How that work is used in a practical way (i.e. other than as a work of art) is
beyond the scope of copyright law at least in the US, and presumably in other
places as well. Indeed, steps required to use a piece of software, even where
it involves literal copying and even distribution of literal copies, have been
held to be fair use under 17 USC 102(b). See Sony v. Connectix, Lexmark v.
Static Control, and Oracle v. Google.

So I think that copyright only gets you so far. The sort of control that
Stallman wants to see the GPL have can only be possible through software
patents and we know how he feels about that topic. The GPL cannot reach cases
where interoperability is sought and where the original work is not
distributed. Anything else is wishful thinking.

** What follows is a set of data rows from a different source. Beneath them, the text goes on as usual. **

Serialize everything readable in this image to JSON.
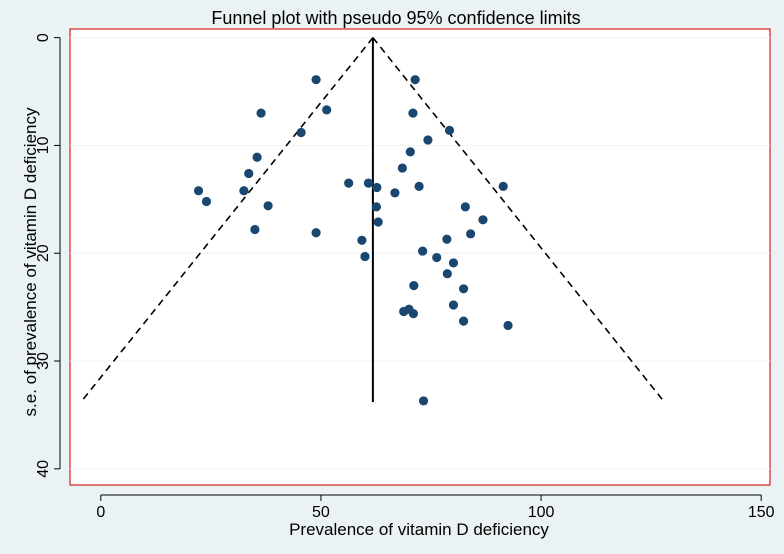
{
  "chart_data": {
    "type": "scatter",
    "title": "Funnel plot with pseudo 95% confidence limits",
    "xlabel": "Prevalence of vitamin D deficiency",
    "ylabel": "s.e. of prevalence of vitamin D deficiency",
    "xlim": [
      -7,
      152
    ],
    "ylim": [
      -0.8,
      41.5
    ],
    "y_reversed": true,
    "xticks": [
      0,
      50,
      100,
      150
    ],
    "yticks": [
      0,
      10,
      20,
      30,
      40
    ],
    "grid": true,
    "pooled_estimate": 61.8,
    "pooled_line": {
      "x": 61.8,
      "y_start": 0,
      "y_end": 33.8
    },
    "confidence_limits": [
      {
        "name": "lower 95% limit",
        "points": [
          [
            61.8,
            0
          ],
          [
            -4.5,
            33.8
          ]
        ]
      },
      {
        "name": "upper 95% limit",
        "points": [
          [
            61.8,
            0
          ],
          [
            128.0,
            33.8
          ]
        ]
      }
    ],
    "series": [
      {
        "name": "studies",
        "points": [
          [
            48.9,
            3.9
          ],
          [
            71.4,
            3.9
          ],
          [
            36.4,
            7.0
          ],
          [
            51.3,
            6.7
          ],
          [
            70.9,
            7.0
          ],
          [
            79.2,
            8.6
          ],
          [
            45.5,
            8.8
          ],
          [
            74.3,
            9.5
          ],
          [
            70.3,
            10.6
          ],
          [
            35.5,
            11.1
          ],
          [
            68.5,
            12.1
          ],
          [
            33.6,
            12.6
          ],
          [
            91.4,
            13.8
          ],
          [
            22.2,
            14.2
          ],
          [
            32.5,
            14.2
          ],
          [
            56.3,
            13.5
          ],
          [
            60.8,
            13.5
          ],
          [
            62.7,
            13.9
          ],
          [
            72.3,
            13.8
          ],
          [
            66.8,
            14.4
          ],
          [
            24.0,
            15.2
          ],
          [
            38.0,
            15.6
          ],
          [
            62.6,
            15.7
          ],
          [
            82.8,
            15.7
          ],
          [
            86.8,
            16.9
          ],
          [
            63.0,
            17.1
          ],
          [
            35.0,
            17.8
          ],
          [
            48.9,
            18.1
          ],
          [
            84.0,
            18.2
          ],
          [
            59.3,
            18.8
          ],
          [
            78.6,
            18.7
          ],
          [
            73.1,
            19.8
          ],
          [
            60.0,
            20.3
          ],
          [
            76.3,
            20.4
          ],
          [
            80.1,
            20.9
          ],
          [
            78.7,
            21.9
          ],
          [
            71.1,
            23.0
          ],
          [
            82.4,
            23.3
          ],
          [
            80.1,
            24.8
          ],
          [
            70.0,
            25.2
          ],
          [
            68.8,
            25.4
          ],
          [
            71.0,
            25.6
          ],
          [
            82.4,
            26.3
          ],
          [
            92.5,
            26.7
          ],
          [
            73.3,
            33.7
          ]
        ]
      }
    ]
  }
}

So I don't see the GPL as any great menace, but a lot of that is because I
don't think it reaches as far as Stallman likes to think (or at least pretend)
that it does.

IANAL, TINLA, and if you are looking for legal advice here you are a fool for
trying to get it on HN ;-)

------
aaronsw
Shorter johnw: I heart Ayn Rand.

In particular, I'm pretty sure Stallman (like most Americans) is in favor of
taking from the rich and giving to the poor, so trying to persuade him that
free software is a bad idea because it's like that seems pretty clueless.

------
jiggy2011
This is too long and will not change his mind.